Chapter 9. Papahnya Gemesin

Mata Gia membulat sempurna karena terkejut, ia berusaha berucap namun Bram tak memberi Gia kesempatan berbicara.

Bram terus melancarkan aksinya sementara tangannya sudah berusaha menembus tubuh istrinya dari dalam pakaian.

"Jangan." pekik Gia yang mendorong kasar tubuh suaminya.

"Kau ini kenapa sih?" tanya Gia begitu syoknya.

"Aku menginginkannya, Gia." jawab Bram dengan tatapan sayupnya.

Sementara wajahnya sudah mulai mendekat lagi ke wajah Gia hendak melanjutkan aksinya.

"Masih belum boleh, masih sakit." ucap Gia.

"Tapi aku menginginkannya." bisik Bram.

Mendengar ucapan suaminya Gia merasa takut sendiri, sejak kapan Bram jadi seperti itu.

"Kau tidak ingat saat di rumah sakit? bagaimana Dokter menjahitnya?" tanya Gia mengingatkan momen menegangkan itu.

Bram yang sudah bertumpu dengan kedua sikunya di atas tubuh Gia kini merebahkan tubuh itu di samping sang istri. Wajahnya lemas mendengar penolakan sang istri.

Wajahnya terlihat kaku menahan malu karena penolakan itu. Baru kali ini Bram mendapatkan penolakan.

"Sial ini gara-gara bocah itu. Awas kalian." umpat kesal Bram.

***

Nyonya Ningrum dan yang lainnya kini sudah berada di mall. Rabian menangis dari gendongan Bi Qila.

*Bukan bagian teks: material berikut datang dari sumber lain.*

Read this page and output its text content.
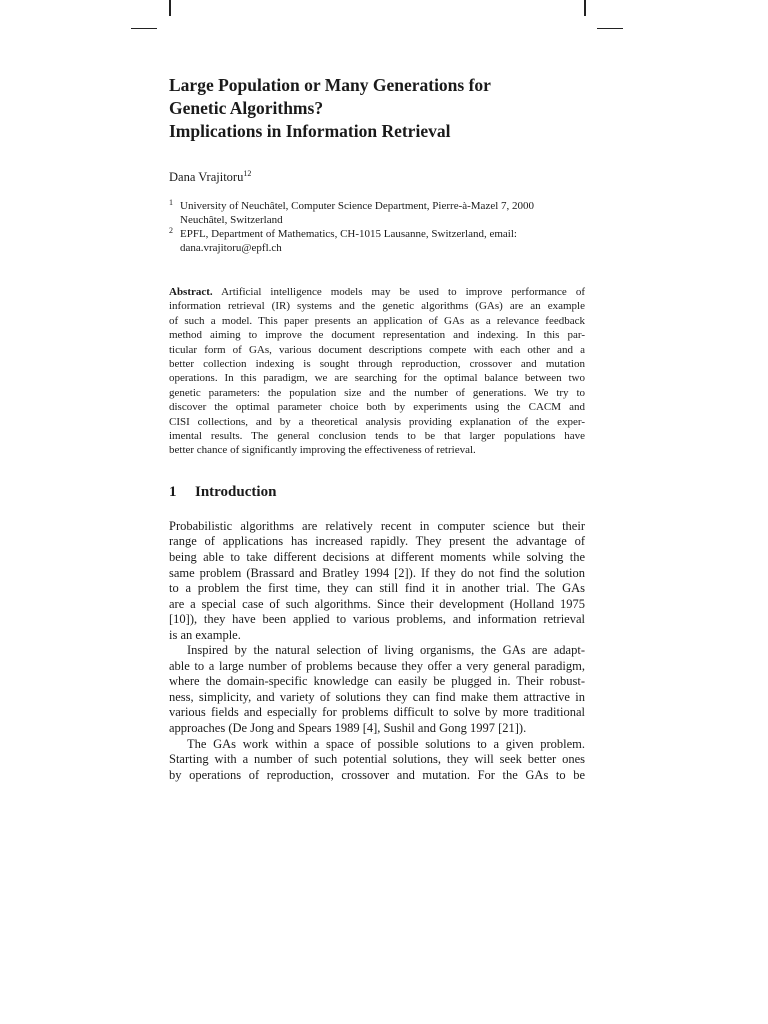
Large Population or Many Generations for
Genetic Algorithms?
Implications in Information Retrieval
Dana Vrajitoru$^{12}$
1 University of Neuchâtel, Computer Science Department, Pierre-à-Mazel 7, 2000
Neuchâtel, Switzerland
2 EPFL, Department of Mathematics, CH-1015 Lausanne, Switzerland, email:
dana.vrajitoru@epfl.ch
Abstract. Artificial intelligence models may be used to improve performance of
information retrieval (IR) systems and the genetic algorithms (GAs) are an example
of such a model. This paper presents an application of GAs as a relevance feedback
method aiming to improve the document representation and indexing. In this par-
ticular form of GAs, various document descriptions compete with each other and a
better collection indexing is sought through reproduction, crossover and mutation
operations. In this paradigm, we are searching for the optimal balance between two
genetic parameters: the population size and the number of generations. We try to
discover the optimal parameter choice both by experiments using the CACM and
CISI collections, and by a theoretical analysis providing explanation of the exper-
imental results. The general conclusion tends to be that larger populations have
better chance of significantly improving the effectiveness of retrieval.
1 Introduction
Probabilistic algorithms are relatively recent in computer science but their
range of applications has increased rapidly. They present the advantage of
being able to take different decisions at different moments while solving the
same problem (Brassard and Bratley 1994 [2]). If they do not find the solution
to a problem the first time, they can still find it in another trial. The GAs
are a special case of such algorithms. Since their development (Holland 1975
[10]), they have been applied to various problems, and information retrieval
is an example.
Inspired by the natural selection of living organisms, the GAs are adapt-
able to a large number of problems because they offer a very general paradigm,
where the domain-specific knowledge can easily be plugged in. Their robust-
ness, simplicity, and variety of solutions they can find make them attractive in
various fields and especially for problems difficult to solve by more traditional
approaches (De Jong and Spears 1989 [4], Sushil and Gong 1997 [21]).
The GAs work within a space of possible solutions to a given problem.
Starting with a number of such potential solutions, they will seek better ones
by operations of reproduction, crossover and mutation. For the GAs to be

"Ada apa, Tuan muda?" tanya Bi Qila.

"Tulun tulun?" rintih Rabian dengan tubuh yang terus berusaha memberontak dari gendongan Bi Qila.

"Cucu Oma kenapa sayang?" Nyonya Ningrum segera menghampiri cucunya itu.

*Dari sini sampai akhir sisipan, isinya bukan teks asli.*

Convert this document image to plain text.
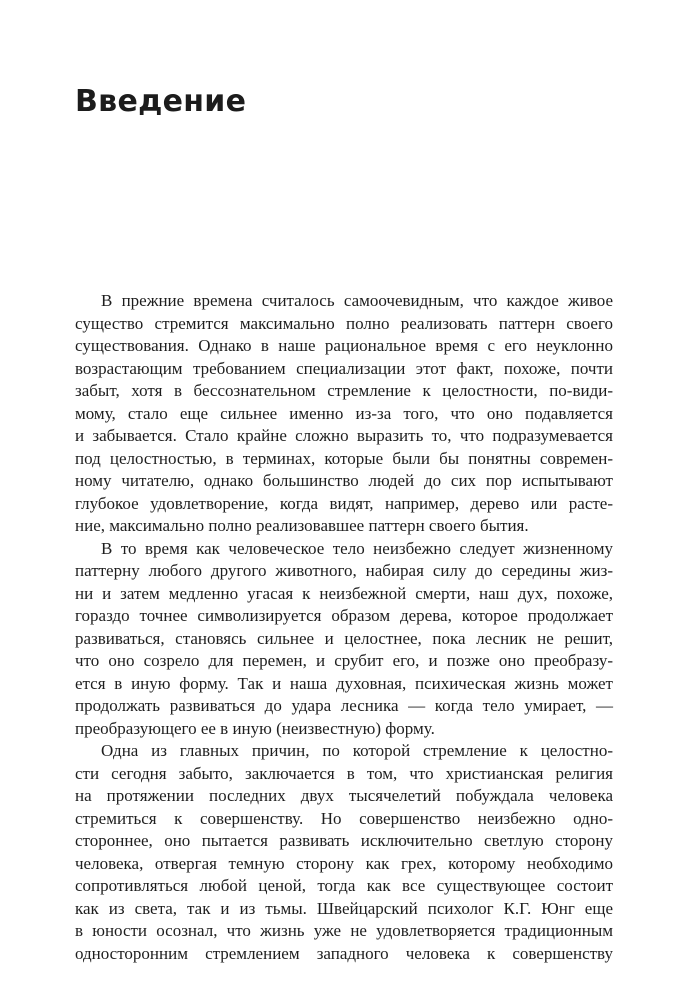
Введение

В прежние времена считалось самоочевидным, что каждое живое
существо стремится максимально полно реализовать паттерн своего
существования. Однако в наше рациональное время с его неуклонно
возрастающим требованием специализации этот факт, похоже, почти
забыт, хотя в бессознательном стремление к целостности, по-види-
мому, стало еще сильнее именно из-за того, что оно подавляется
и забывается. Стало крайне сложно выразить то, что подразумевается
под целостностью, в терминах, которые были бы понятны современ-
ному читателю, однако большинство людей до сих пор испытывают
глубокое удовлетворение, когда видят, например, дерево или расте-
ние, максимально полно реализовавшее паттерн своего бытия.

В то время как человеческое тело неизбежно следует жизненному
паттерну любого другого животного, набирая силу до середины жиз-
ни и затем медленно угасая к неизбежной смерти, наш дух, похоже,
гораздо точнее символизируется образом дерева, которое продолжает
развиваться, становясь сильнее и целостнее, пока лесник не решит,
что оно созрело для перемен, и срубит его, и позже оно преобразу-
ется в иную форму. Так и наша духовная, психическая жизнь может
продолжать развиваться до удара лесника — когда тело умирает, —
преобразующего ее в иную (неизвестную) форму.

Одна из главных причин, по которой стремление к целостно-
сти сегодня забыто, заключается в том, что христианская религия
на протяжении последних двух тысячелетий побуждала человека
стремиться к совершенству. Но совершенство неизбежно одно-
стороннее, оно пытается развивать исключительно светлую сторону
человека, отвергая темную сторону как грех, которому необходимо
сопротивляться любой ценой, тогда как все существующее состоит
как из света, так и из тьмы. Швейцарский психолог К.Г. Юнг еще
в юности осознал, что жизнь уже не удовлетворяется традиционным
односторонним стремлением западного человека к совершенству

"Tulun Oma tulun." bujuk Rabian terus meminta turun.

"Ayo cepatlah turun bocah sialan. Aku menunggumu." ucap Afrah dengan penuh keinginannya menunggu Rabian turun.

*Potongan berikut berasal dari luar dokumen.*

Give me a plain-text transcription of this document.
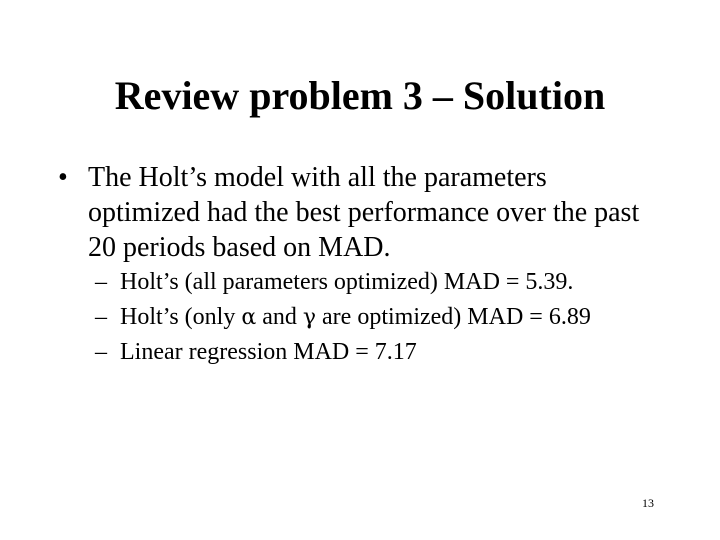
Review problem 3 – Solution
• The Holt’s model with all the parameters
optimized had the best performance over the past
20 periods based on MAD.
– Holt’s (all parameters optimized) MAD = 5.39.
– Holt’s (only α and γ are optimized) MAD = 6.89
– Linear regression MAD = 7.17
13
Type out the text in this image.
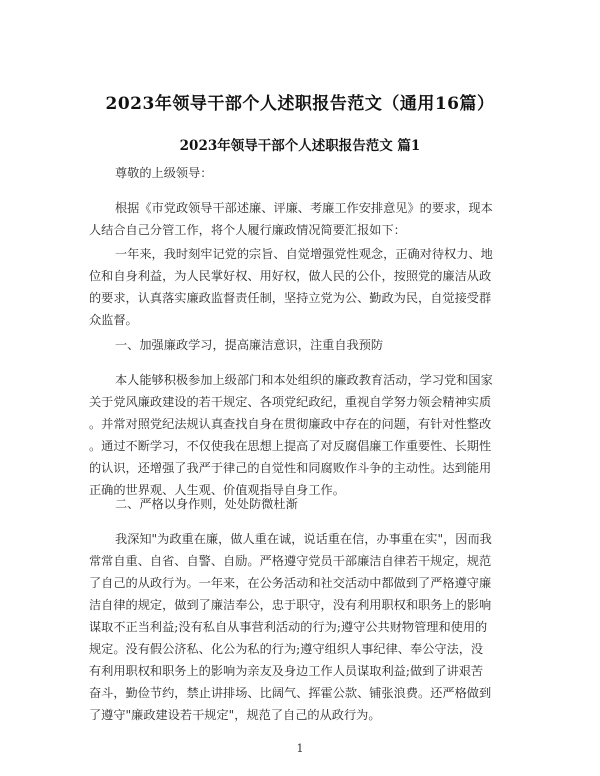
2023年领导干部个人述职报告范文（通用16篇）
2023年领导干部个人述职报告范文 篇1
尊敬的上级领导：
根据《市党政领导干部述廉、评廉、考廉工作安排意见》的要求，现本
人结合自己分管工作，将个人履行廉政情况简要汇报如下：
一年来，我时刻牢记党的宗旨、自觉增强党性观念，正确对待权力、地
位和自身利益，为人民掌好权、用好权，做人民的公仆，按照党的廉洁从政
的要求，认真落实廉政监督责任制，坚持立党为公、勤政为民，自觉接受群
众监督。
一、加强廉政学习，提高廉洁意识，注重自我预防
本人能够积极参加上级部门和本处组织的廉政教育活动，学习党和国家
关于党风廉政建设的若干规定、各项党纪政纪，重视自学努力领会精神实质
。并常对照党纪法规认真查找自身在贯彻廉政中存在的问题，有针对性整改
。通过不断学习，不仅使我在思想上提高了对反腐倡廉工作重要性、长期性
的认识，还增强了我严于律己的自觉性和同腐败作斗争的主动性。达到能用
正确的世界观、人生观、价值观指导自身工作。
二、严格以身作则，处处防微杜渐
我深知"为政重在廉，做人重在诚，说话重在信，办事重在实"，因而我
常常自重、自省、自警、自励。严格遵守党员干部廉洁自律若干规定，规范
了自己的从政行为。一年来，在公务活动和社交活动中都做到了严格遵守廉
洁自律的规定，做到了廉洁奉公，忠于职守，没有利用职权和职务上的影响
谋取不正当利益;没有私自从事营利活动的行为;遵守公共财物管理和使用的
规定。没有假公济私、化公为私的行为;遵守组织人事纪律、奉公守法，没
有利用职权和职务上的影响为亲友及身边工作人员谋取利益;做到了讲艰苦
奋斗，勤俭节约，禁止讲排场、比阔气、挥霍公款、铺张浪费。还严格做到
了遵守"廉政建设若干规定"，规范了自己的从政行为。
1
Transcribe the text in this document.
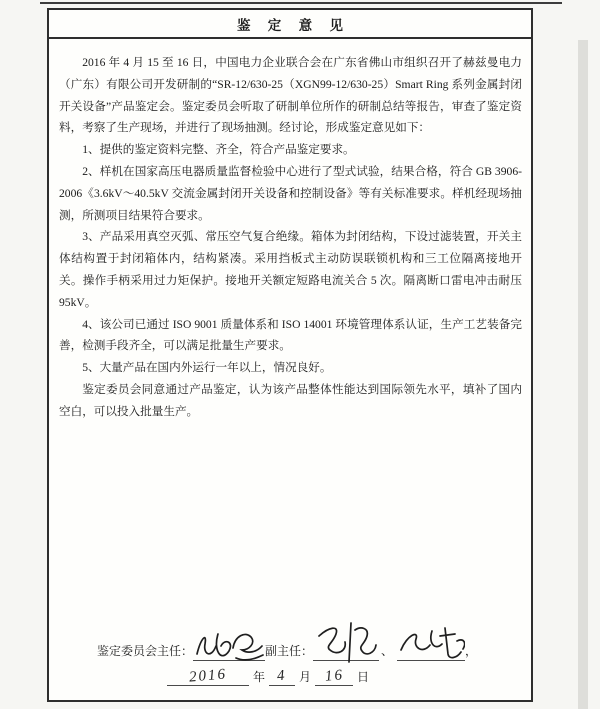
鉴 定 意 见

2016 年 4 月 15 至 16 日，中国电力企业联合会在广东省佛山市组织召开了赫兹曼电力（广东）有限公司开发研制的“SR-12/630-25（XGN99-12/630-25）Smart Ring 系列金属封闭开关设备”产品鉴定会。鉴定委员会听取了研制单位所作的研制总结等报告，审查了鉴定资料，考察了生产现场，并进行了现场抽测。经讨论，形成鉴定意见如下：

1、提供的鉴定资料完整、齐全，符合产品鉴定要求。

2、样机在国家高压电器质量监督检验中心进行了型式试验，结果合格，符合 GB 3906-2006《3.6kV～40.5kV 交流金属封闭开关设备和控制设备》等有关标准要求。样机经现场抽测，所测项目结果符合要求。

3、产品采用真空灭弧、常压空气复合绝缘。箱体为封闭结构，下设过滤装置，开关主体结构置于封闭箱体内，结构紧凑。采用挡板式主动防误联锁机构和三工位隔离接地开关。操作手柄采用过力矩保护。接地开关额定短路电流关合 5 次。隔离断口雷电冲击耐压 95kV。

4、该公司已通过 ISO 9001 质量体系和 ISO 14001 环境管理体系认证，生产工艺装备完善，检测手段齐全，可以满足批量生产要求。

5、大量产品在国内外运行一年以上，情况良好。

鉴定委员会同意通过产品鉴定，认为该产品整体性能达到国际领先水平，填补了国内空白，可以投入批量生产。

鉴定委员会主任：	副主任：	、	，
2016	年 4 月 16	日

Namun sepertinya usahanya kali ini harus ia pendam saat Rabian beralih ke dalam gendongan Queensya.

"Sini sama aunty aja yah, Rabian mau beli mainan mobil-mobilan itu tidak?" tanya Queensya.

"Mau mau."

Mereka semua tersenyum puas saat mendengar Rabian menginginkan sebuah mobil remot yang bisa ia tumpangi.

"Hati-hati Queen." ucap Nyonya Ningrum.

Bi Qila yang begitu antusias menjaga Rabian tak sedikit pun bisa memberikan celah pada Afrah yang sudah sejak tadi mengintai Rabian.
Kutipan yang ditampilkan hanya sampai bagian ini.